1-1 第二文明の崩壊

 d星の文明は最低でも3つあることがわかっている。そして私たちが過ごしている今の文明は3つめの文明、第三文明である。
 第二文明は暦前15年7月4日に起こった核の雨により崩壊した。これは、レストイの従属国であるファータラーオガールのスパイが憲兵に殺害された(ハウダ殺害事件)ことによるガールファータラーオ戦争(ハウダ戦争)がきっかけだ。ファータラーオは軍事力2位であったガールになすすべなく4日で降伏したが、その宗主国であるレストイが奪還のためガールに宣戦布告した。また同盟国であったメトイも参戦し、これが第三次世界大戦となった。ガールは核兵器の保有数が1位であり、当初から核戦争への発展が危惧されていた。工業大国であったレストイと軍事力1位であったメトイに圧倒されたガールは開戦から4か月で首都ユージャを連合軍に包囲された(ユージャ包囲事件)。ガール国王のタッタシュルトは「東方奪還作戦」として、連合軍に占領されていたアンロウ大陸(現在のアンカウ大陸)東方地域の軍事基地を目標に核ミサイルを発射する作戦を採択した。この動きを感知したレストイ軍は東方地域の住民の強制退避と、迎撃部隊配備を急いだ。しかし、住民の半分が避難完了し、迎撃部隊も7割ほど配備されたときに、ガールは核ミサイル13発を東方地域に向け発射した(東方核作戦)。このうち8発は迎撃ミサイルにより大気圏で焼失させることに成功したが、5発は東方地域を直撃、東方地域の8割を占めるニッシャタープやルルンは陸地が完全になくなり海となった。ミサイル迎撃部隊と東方地域住民の大半、そして東方地域自体を失った連合国総長ワエカはガールへの徹底抗戦を宣言。首都への核攻撃を決定し、核兵器実証実験としてガール南部の過疎地域への攻撃を始めた。またこれに対しガールは核兵器を分散、発射場を増設し始めた。またタッタシュルトは「国民は戦争に関係ない、首都は私が守る」と連合国側に首都の住民の避難受け入れを要請、連合国はそれを受諾し、避難民を難民として受け入れることにした。難民受け入れ中、連合国は実験地として使っていたラウラーへの核兵器使用を中断、核兵器の製造量を増やしていた。ガールは核前線と称し国境部に発射場を建設し、予想される核の応酬に準備した。難民要請をしたユージャ住民全員の避難が終了したと告げられた1時間後、ガールはユージャ核実験場からメトイ首都ハイブ、レストイ首都エンガータ、レストイ傀儡ヴァーニ首都ジャガランなど、連合国各国の首都に向けて核ミサイルを発射した。ユージャ包囲部隊の隊長バンファは「赤い雨が降り出した」と言い、ワエカに首都攻撃を要請した。連合国はカールントに配備していた核兵器部隊に首都への核ミサイル発射を指示、実行された。それと同時に核前線からも核ミサイルが発射され、アンロウ大陸北部と東部が壊滅的被害を受けた。

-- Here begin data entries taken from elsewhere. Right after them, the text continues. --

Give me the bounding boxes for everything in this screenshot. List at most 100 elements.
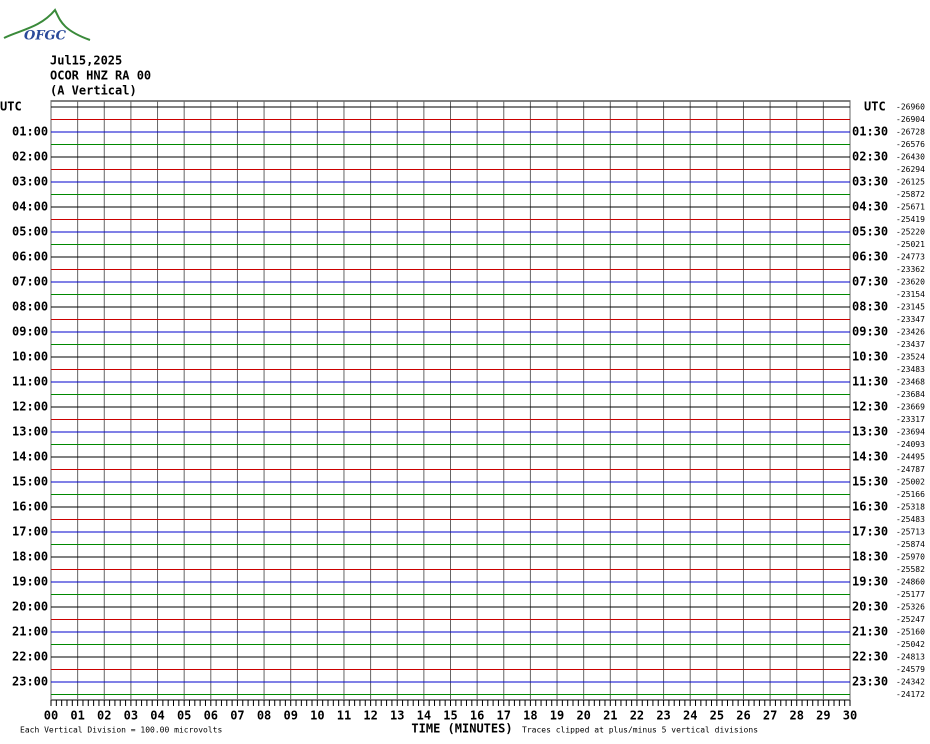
row-offset: -26125 (896, 178, 925, 187)
row-offset: -24342 (896, 678, 925, 687)
row-offset: -23317 (896, 415, 925, 424)
row-offset: -24495 (896, 453, 925, 462)
row-offset: -26960 (896, 103, 925, 112)
row-offset: -23483 (896, 365, 925, 374)
x-tick-label: 08 (257, 709, 271, 723)
left-time: 10:00 (12, 350, 48, 364)
row-offset: -25177 (896, 590, 925, 599)
x-tick-label: 25 (710, 709, 724, 723)
row-offset: -25483 (896, 515, 925, 524)
right-time: 09:30 (852, 325, 888, 339)
row-offset: -25872 (896, 190, 925, 199)
x-tick-label: 15 (443, 709, 457, 723)
row-offset: -25874 (896, 540, 925, 549)
x-tick-label: 10 (310, 709, 324, 723)
row-offset: -25326 (896, 603, 925, 612)
row-offset: -25970 (896, 553, 925, 562)
x-tick-label: 03 (124, 709, 138, 723)
right-time: 01:30 (852, 125, 888, 139)
row-offset: -23426 (896, 328, 925, 337)
right-time: 15:30 (852, 475, 888, 489)
left-time: 02:00 (12, 150, 48, 164)
row-offset: -25713 (896, 528, 925, 537)
row-offset: -25160 (896, 628, 925, 637)
left-time: 16:00 (12, 500, 48, 514)
row-offset: -23347 (896, 315, 925, 324)
row-offset: -23694 (896, 428, 925, 437)
left-time: 17:00 (12, 525, 48, 539)
row-offset: -25002 (896, 478, 925, 487)
row-offset: -24813 (896, 653, 925, 662)
left-time: 09:00 (12, 325, 48, 339)
row-offset: -23524 (896, 353, 925, 362)
right-time: 11:30 (852, 375, 888, 389)
right-time: 02:30 (852, 150, 888, 164)
x-tick-label: 13 (390, 709, 404, 723)
left-time: 23:00 (12, 675, 48, 689)
right-time: 13:30 (852, 425, 888, 439)
logo-text: OFGC (24, 29, 67, 44)
x-tick-label: 06 (204, 709, 218, 723)
footer-note: Traces clipped at plus/minus 5 vertical … (522, 726, 758, 735)
left-time: 22:00 (12, 650, 48, 664)
left-time: 06:00 (12, 250, 48, 264)
row-offset: -26576 (896, 140, 925, 149)
right-time: 23:30 (852, 675, 888, 689)
right-time: 07:30 (852, 275, 888, 289)
left-time: 13:00 (12, 425, 48, 439)
header-line: (A Vertical) (50, 84, 137, 98)
row-offset: -24787 (896, 465, 925, 474)
row-offset: -23154 (896, 290, 925, 299)
right-time: 20:30 (852, 600, 888, 614)
row-offset: -25247 (896, 615, 925, 624)
right-time: 05:30 (852, 225, 888, 239)
left-time: 08:00 (12, 300, 48, 314)
right-time: 16:30 (852, 500, 888, 514)
x-tick-label: 30 (843, 709, 857, 723)
row-offset: -23620 (896, 278, 925, 287)
right-time: 04:30 (852, 200, 888, 214)
right-time: 12:30 (852, 400, 888, 414)
left-time: 15:00 (12, 475, 48, 489)
x-tick-label: 20 (576, 709, 590, 723)
x-tick-label: 05 (177, 709, 191, 723)
x-tick-label: 24 (683, 709, 697, 723)
left-time: 12:00 (12, 400, 48, 414)
x-tick-label: 14 (417, 709, 431, 723)
row-offset: -26904 (896, 115, 925, 124)
left-time: 07:00 (12, 275, 48, 289)
row-offset: -23362 (896, 265, 925, 274)
row-offset: -24860 (896, 578, 925, 587)
right-time: 03:30 (852, 175, 888, 189)
x-tick-label: 11 (337, 709, 351, 723)
row-offset: -26430 (896, 153, 925, 162)
row-offset: -23684 (896, 390, 925, 399)
left-time: 11:00 (12, 375, 48, 389)
row-offset: -23437 (896, 340, 925, 349)
row-offset: -25166 (896, 490, 925, 499)
x-tick-label: 00 (44, 709, 58, 723)
left-time: 20:00 (12, 600, 48, 614)
x-tick-label: 07 (230, 709, 244, 723)
x-tick-label: 28 (790, 709, 804, 723)
row-offset: -25042 (896, 640, 925, 649)
x-tick-label: 09 (283, 709, 297, 723)
right-time: 17:30 (852, 525, 888, 539)
right-time: 22:30 (852, 650, 888, 664)
header-line: OCOR HNZ RA 00 (50, 69, 151, 83)
row-offset: -25582 (896, 565, 925, 574)
left-time: 14:00 (12, 450, 48, 464)
right-time: 06:30 (852, 250, 888, 264)
row-offset: -26294 (896, 165, 925, 174)
x-tick-label: 17 (497, 709, 511, 723)
left-time: 01:00 (12, 125, 48, 139)
row-offset: -25671 (896, 203, 925, 212)
right-time: 19:30 (852, 575, 888, 589)
x-tick-label: 04 (150, 709, 164, 723)
row-offset: -25021 (896, 240, 925, 249)
right-time: 14:30 (852, 450, 888, 464)
x-tick-label: 21 (603, 709, 617, 723)
left-time: 05:00 (12, 225, 48, 239)
x-tick-label: 22 (630, 709, 644, 723)
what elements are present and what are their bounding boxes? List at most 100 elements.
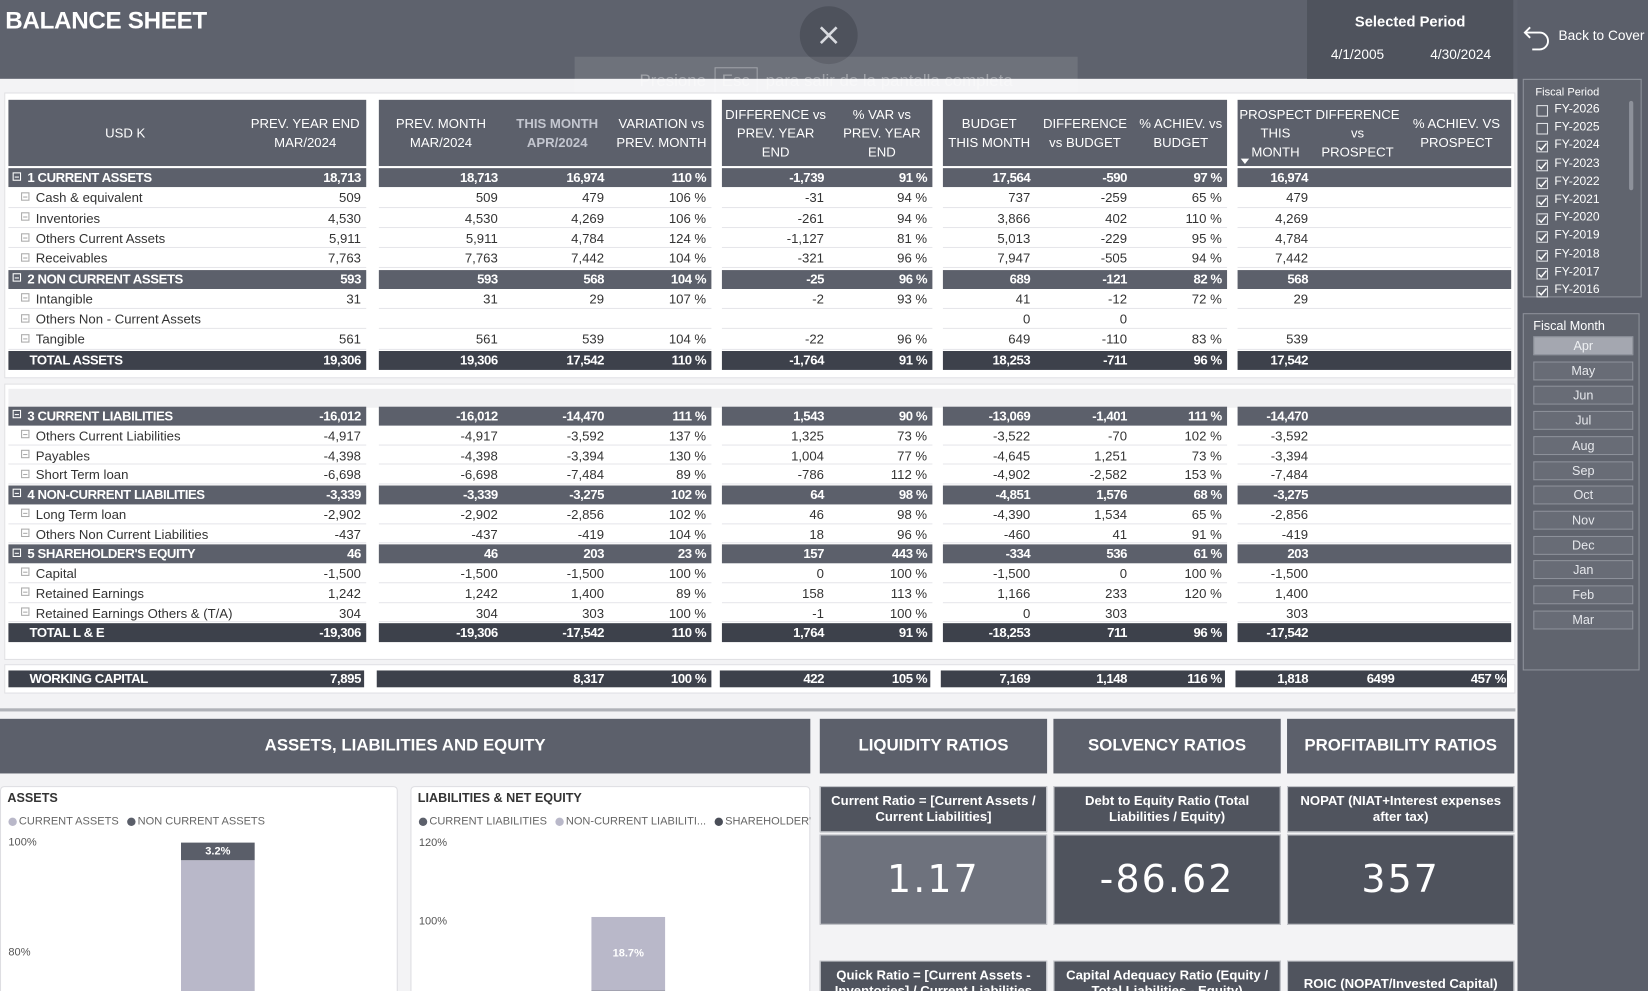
y-tick-label: 120%	[419, 837, 447, 849]
checkbox[interactable]	[1536, 213, 1549, 226]
row-band	[721, 544, 933, 564]
cell: -17,542	[1266, 625, 1309, 641]
header-band	[942, 99, 1228, 167]
column-header: % ACHIEV. vs BUDGET	[1139, 116, 1223, 150]
expand-icon-line	[23, 591, 28, 593]
checkbox[interactable]	[1536, 159, 1549, 171]
cell: 41	[1112, 527, 1128, 542]
month-option[interactable]: Nov	[1533, 510, 1634, 530]
month-option[interactable]: Mar	[1533, 610, 1634, 630]
cell: 116 %	[1187, 671, 1222, 687]
row-band	[378, 269, 712, 289]
row-band	[942, 228, 1228, 249]
cell: 89 %	[676, 467, 707, 483]
cell: -1,739	[789, 170, 824, 185]
ratio-label: Capital Adequacy Ratio (Equity / Total L…	[1053, 960, 1281, 991]
close-button[interactable]	[799, 6, 858, 65]
check-mark	[1538, 179, 1548, 188]
row-band	[942, 330, 1228, 350]
month-option[interactable]: Apr	[1533, 336, 1634, 356]
period-option[interactable]: FY-2018	[1554, 247, 1600, 261]
month-option[interactable]: Jan	[1533, 560, 1634, 580]
month-option[interactable]: Oct	[1533, 485, 1634, 505]
cell: -4,390	[992, 507, 1031, 523]
month-option[interactable]: Jun	[1533, 386, 1634, 406]
cell: -1,500	[566, 566, 605, 582]
cell: 61 %	[1193, 546, 1222, 562]
cell: 98 %	[898, 487, 928, 503]
cell: 689	[1009, 271, 1031, 287]
checkbox[interactable]	[1536, 105, 1549, 117]
checkbox[interactable]	[1536, 267, 1549, 280]
row-band	[378, 446, 712, 465]
row-label: Inventories	[35, 210, 101, 226]
period-option[interactable]: FY-2025	[1554, 121, 1600, 134]
month-option[interactable]: May	[1533, 361, 1634, 381]
cell: -4,917	[323, 428, 361, 444]
checkbox[interactable]	[1536, 177, 1549, 189]
cell: 17,564	[992, 170, 1031, 185]
cell: -4,398	[323, 448, 361, 463]
checkbox[interactable]	[1536, 141, 1549, 153]
checkbox[interactable]	[1536, 123, 1549, 135]
period-option[interactable]: FY-2019	[1554, 229, 1600, 243]
expand-icon	[21, 587, 30, 596]
row-band	[942, 544, 1228, 564]
row-band	[942, 505, 1228, 524]
cell: -25	[806, 271, 824, 287]
expand-icon	[12, 489, 22, 498]
checkbox[interactable]	[1536, 231, 1549, 244]
row-band	[942, 208, 1228, 228]
legend-marker	[714, 817, 723, 827]
period-option[interactable]: FY-2022	[1554, 175, 1600, 188]
row-band	[378, 584, 712, 603]
row-band	[8, 330, 367, 350]
row-band	[8, 310, 367, 330]
row-band	[1237, 330, 1512, 350]
period-option[interactable]: FY-2017	[1554, 265, 1600, 279]
month-option[interactable]: Dec	[1533, 535, 1634, 555]
row-band	[721, 208, 933, 228]
month-option[interactable]: Jul	[1533, 411, 1634, 430]
row-band	[1237, 350, 1512, 370]
cell: 81 %	[897, 231, 928, 246]
row-band	[8, 446, 367, 465]
cell: -18,253	[988, 625, 1031, 641]
column-header: BUDGET THIS MONTH	[948, 116, 1031, 150]
month-option[interactable]: Feb	[1533, 585, 1634, 605]
row-band	[378, 505, 712, 524]
cell: 31	[346, 291, 361, 307]
checkbox[interactable]	[1536, 285, 1549, 298]
cell: -7,484	[1270, 467, 1309, 483]
cell: 649	[1008, 332, 1031, 348]
cell: 7,763	[328, 251, 361, 267]
period-option[interactable]: FY-2026	[1554, 102, 1600, 116]
checkbox[interactable]	[1536, 195, 1549, 208]
notice-text: para salir de la pantalla completa	[765, 72, 1013, 91]
cell: 65 %	[1191, 190, 1222, 206]
month-option[interactable]: Sep	[1533, 460, 1634, 480]
cell: 89 %	[676, 586, 707, 601]
cell: -17,542	[562, 625, 605, 641]
row-band	[378, 330, 712, 350]
month-option[interactable]: Aug	[1533, 435, 1634, 455]
period-option[interactable]: FY-2023	[1554, 157, 1600, 170]
row-band	[719, 670, 931, 688]
checkbox[interactable]	[1536, 249, 1549, 262]
cell: 7,442	[571, 251, 605, 267]
period-option[interactable]: FY-2016	[1554, 283, 1600, 297]
cell: 46	[483, 546, 498, 562]
row-band	[8, 350, 367, 370]
row-band	[721, 485, 933, 505]
cell: 1,166	[997, 586, 1031, 601]
row-band	[8, 406, 367, 426]
cell: -786	[797, 467, 824, 483]
period-option[interactable]: FY-2020	[1554, 211, 1600, 225]
cell: -1,500	[323, 566, 361, 582]
header-band	[378, 99, 712, 167]
header-band	[721, 99, 933, 167]
cell: 539	[582, 332, 605, 348]
period-option[interactable]: FY-2021	[1554, 193, 1600, 206]
period-option[interactable]: FY-2024	[1554, 139, 1600, 152]
back-button[interactable]: Back to Cover	[1522, 17, 1646, 53]
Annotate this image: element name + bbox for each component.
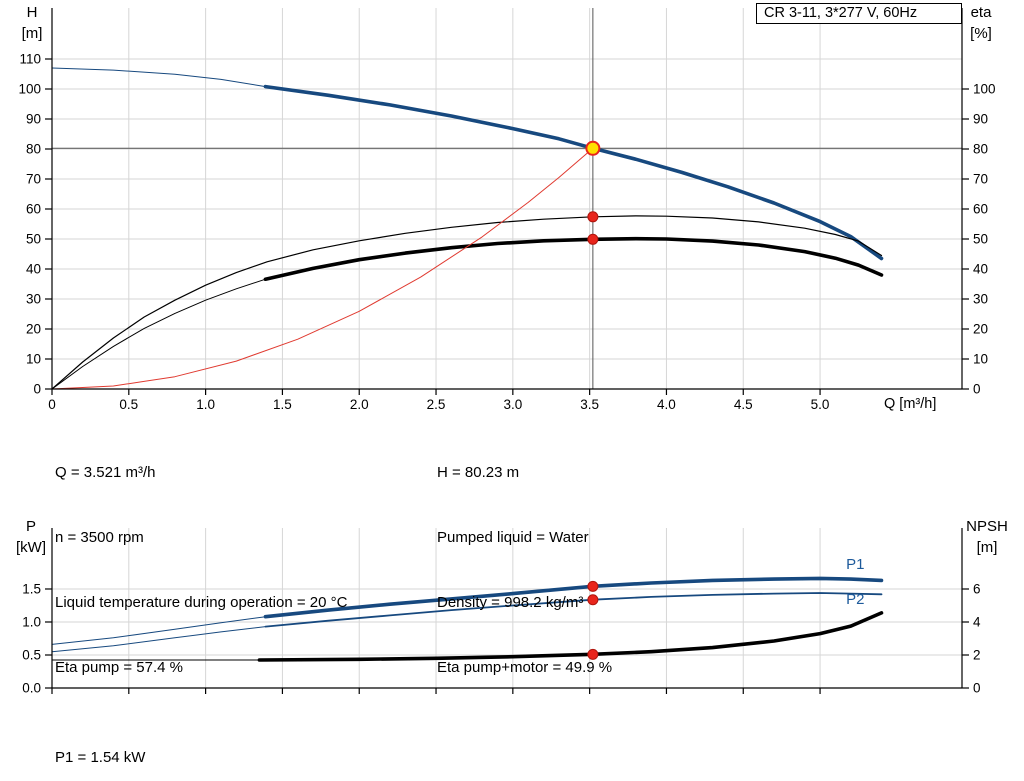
info-pumped-liquid: Pumped liquid = Water bbox=[437, 528, 589, 546]
tick-label-right: 40 bbox=[973, 262, 988, 277]
npsh-point bbox=[587, 648, 599, 660]
eta-axis-unit: [%] bbox=[970, 25, 992, 42]
tick-label-right: 80 bbox=[973, 142, 988, 157]
eta-axis-symbol: eta bbox=[970, 4, 992, 21]
q-axis-title: Q [m³/h] bbox=[884, 396, 937, 412]
p2-curve bbox=[264, 592, 883, 628]
tick-label-left: 110 bbox=[19, 52, 41, 67]
npsh-axis-symbol: NPSH bbox=[966, 518, 1008, 535]
info-eta-pump-motor: Eta pump+motor = 49.9 % bbox=[437, 658, 613, 676]
tick-label-x: 5.0 bbox=[811, 397, 830, 412]
npsh-axis-title: NPSH [m] bbox=[958, 516, 1016, 558]
tick-label-right: 90 bbox=[973, 112, 988, 127]
tick-label-left: 0 bbox=[33, 382, 41, 397]
p-axis-title: P [kW] bbox=[9, 516, 53, 558]
tick-label-left: 10 bbox=[26, 352, 41, 367]
p-axis-symbol: P bbox=[25, 518, 36, 535]
tick-label-x: 2.5 bbox=[427, 397, 446, 412]
h-curve-thin bbox=[51, 67, 266, 88]
tick-label-left: 60 bbox=[26, 202, 41, 217]
p1-point bbox=[587, 580, 599, 592]
tick-label-right: 20 bbox=[973, 322, 988, 337]
p2-point bbox=[587, 594, 599, 606]
tick-label-left: 0.5 bbox=[22, 647, 41, 662]
tick-label-left: 100 bbox=[18, 82, 41, 97]
tick-label-left: 70 bbox=[26, 172, 41, 187]
tick-label-left: 1.0 bbox=[22, 614, 41, 629]
h-axis-symbol: H bbox=[26, 4, 38, 21]
h-axis-title: H [m] bbox=[14, 2, 50, 44]
tick-label-left: 0.0 bbox=[22, 681, 41, 696]
tick-label-left: 90 bbox=[26, 112, 41, 127]
p-axis-unit: [kW] bbox=[16, 539, 46, 556]
power-npsh-chart: 0.0 0.5 1.0 1.5 0 2 4 6 P1 P2 bbox=[22, 528, 981, 696]
p1-curve-label: P1 bbox=[846, 556, 864, 573]
tick-label-left: 50 bbox=[26, 232, 41, 247]
duty-info-right: H = 80.23 m Pumped liquid = Water Densit… bbox=[437, 419, 612, 721]
tick-label-right: 4 bbox=[973, 615, 981, 630]
p2-curve-label: P2 bbox=[846, 591, 864, 608]
eta-pump-motor-curve bbox=[263, 236, 884, 282]
tick-label-x: 4.5 bbox=[734, 397, 753, 412]
tick-label-x: 1.0 bbox=[196, 397, 215, 412]
tick-label-x: 1.5 bbox=[273, 397, 292, 412]
h-axis-unit: [m] bbox=[21, 25, 43, 42]
tick-label-right: 70 bbox=[973, 172, 988, 187]
eta-pump-motor-point bbox=[587, 233, 599, 245]
tick-label-left: 40 bbox=[26, 262, 41, 277]
tick-label-right: 60 bbox=[973, 202, 988, 217]
eta-pump-point bbox=[587, 211, 599, 223]
tick-label-x: 3.5 bbox=[580, 397, 599, 412]
npsh-curve bbox=[257, 611, 884, 662]
eta-pump-curve bbox=[51, 215, 883, 390]
system-curve bbox=[51, 147, 594, 390]
duty-info-left: Q = 3.521 m³/h n = 3500 rpm Liquid tempe… bbox=[55, 419, 347, 721]
info-p1: P1 = 1.54 kW bbox=[55, 749, 146, 767]
h-curve bbox=[263, 84, 884, 261]
tick-label-x: 0.5 bbox=[119, 397, 138, 412]
pump-model-box: CR 3-11, 3*277 V, 60Hz bbox=[756, 3, 962, 24]
tick-label-right: 6 bbox=[973, 582, 981, 597]
eta-axis-title: eta [%] bbox=[960, 2, 1002, 44]
info-eta-pump: Eta pump = 57.4 % bbox=[55, 658, 183, 676]
tick-label-right: 100 bbox=[973, 82, 996, 97]
duty-point-marker bbox=[585, 140, 601, 156]
p1-curve-thin bbox=[51, 616, 266, 645]
tick-label-left: 20 bbox=[26, 322, 41, 337]
p2-curve-thin bbox=[51, 626, 266, 653]
info-flow: Q = 3.521 m³/h bbox=[55, 464, 156, 482]
tick-label-x: 2.0 bbox=[350, 397, 369, 412]
p1-curve bbox=[263, 576, 884, 619]
info-speed: n = 3500 rpm bbox=[55, 528, 144, 546]
eta-pump-motor-thin bbox=[51, 278, 266, 390]
tick-label-right: 2 bbox=[973, 648, 981, 663]
power-info: P1 = 1.54 kW P2 = 1.337 kW NPSH = 2.04 m bbox=[55, 704, 160, 781]
tick-label-x: 3.0 bbox=[503, 397, 522, 412]
qh-eta-chart: 0 10 20 30 40 50 60 70 80 90 100 110 0 10 20 30 40 50 60 70… bbox=[18, 8, 996, 412]
tick-label-right: 0 bbox=[973, 681, 981, 696]
tick-label-left: 80 bbox=[26, 142, 41, 157]
tick-label-left: 30 bbox=[26, 292, 41, 307]
info-head: H = 80.23 m bbox=[437, 464, 520, 482]
tick-label-left: 1.5 bbox=[22, 581, 41, 596]
tick-label-right: 30 bbox=[973, 292, 988, 307]
tick-label-right: 50 bbox=[973, 232, 988, 247]
tick-label-right: 10 bbox=[973, 352, 988, 367]
tick-label-x: 0 bbox=[48, 397, 56, 412]
tick-label-x: 4.0 bbox=[657, 397, 676, 412]
tick-label-right: 0 bbox=[973, 382, 981, 397]
info-density: Density = 998.2 kg/m³ bbox=[437, 593, 584, 611]
info-liquid-temperature: Liquid temperature during operation = 20… bbox=[55, 593, 348, 611]
npsh-axis-unit: [m] bbox=[976, 539, 998, 556]
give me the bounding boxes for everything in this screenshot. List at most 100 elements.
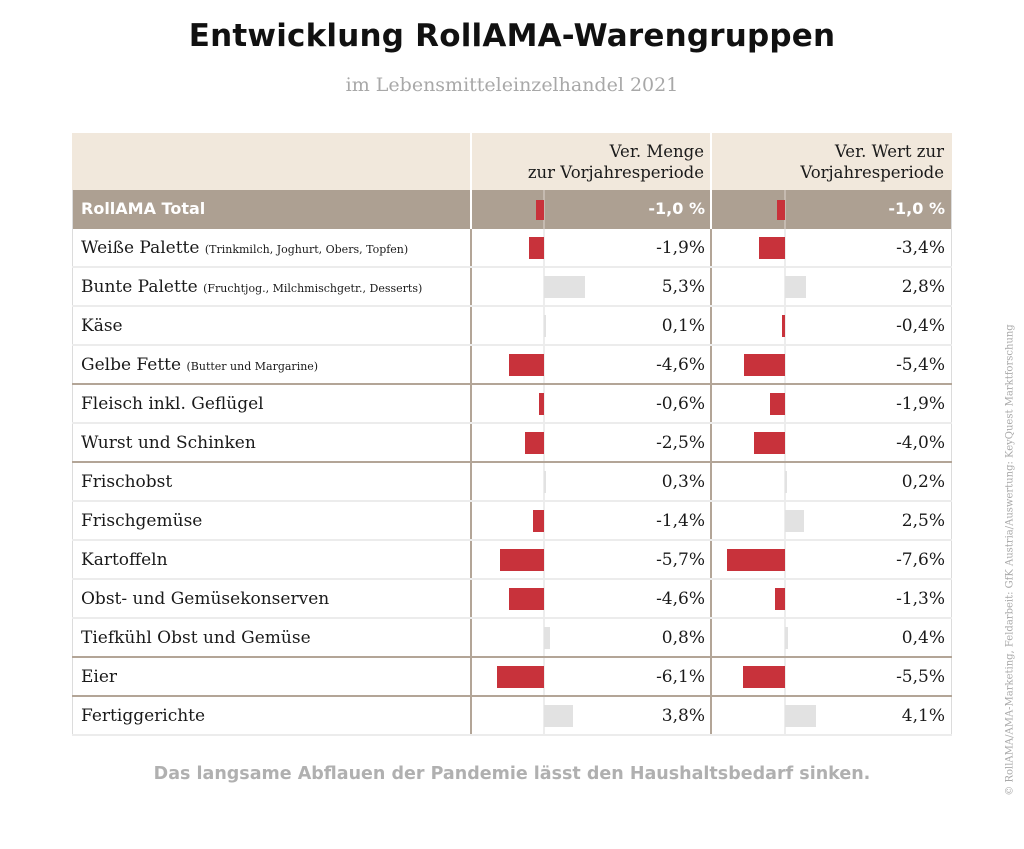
column-divider	[710, 619, 712, 656]
row-border	[951, 268, 952, 305]
bar-wert	[775, 588, 785, 610]
column-divider	[710, 697, 712, 734]
bar-wert	[754, 432, 785, 454]
column-divider	[470, 463, 472, 500]
value-wert: -1,9%	[896, 394, 945, 414]
row-label: Fleisch inkl. Geflügel	[81, 385, 264, 423]
row-label: Fertiggerichte	[81, 697, 205, 735]
column-divider	[710, 658, 712, 695]
bar-axis	[784, 229, 786, 266]
bar-wert	[770, 393, 785, 415]
table-row: Käse 0,1% -0,4%	[72, 307, 952, 346]
bar-axis	[543, 346, 545, 383]
table-row: Obst- und Gemüsekonserven -4,6% -1,3%	[72, 580, 952, 619]
footer-note: Das langsame Abflauen der Pandemie lässt…	[153, 764, 871, 784]
row-border	[72, 580, 73, 617]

 この核兵器の応酬は核の雨と呼ばれている。核の雨により、国境に前線を張っていたガール軍が連合国領になだれこみ、無差別攻撃を開始した。それは連合国軍も同様であった。これは核の雨による恐怖心からの統率崩壊が生んだものとされている。核の雨とその後の攻撃により、ガール国王の住まいにあった核シェルターに避難していた7人を残し、人類は死滅してしまった。生存者の証言では、連合国側には戦争が始まる前からスパイが相当数潜んでおり、そのスパイによる内部からの統率崩壊もあったとされている。ちなみに、この生存者の中には初代ウリス国首相のオウカも含まれている。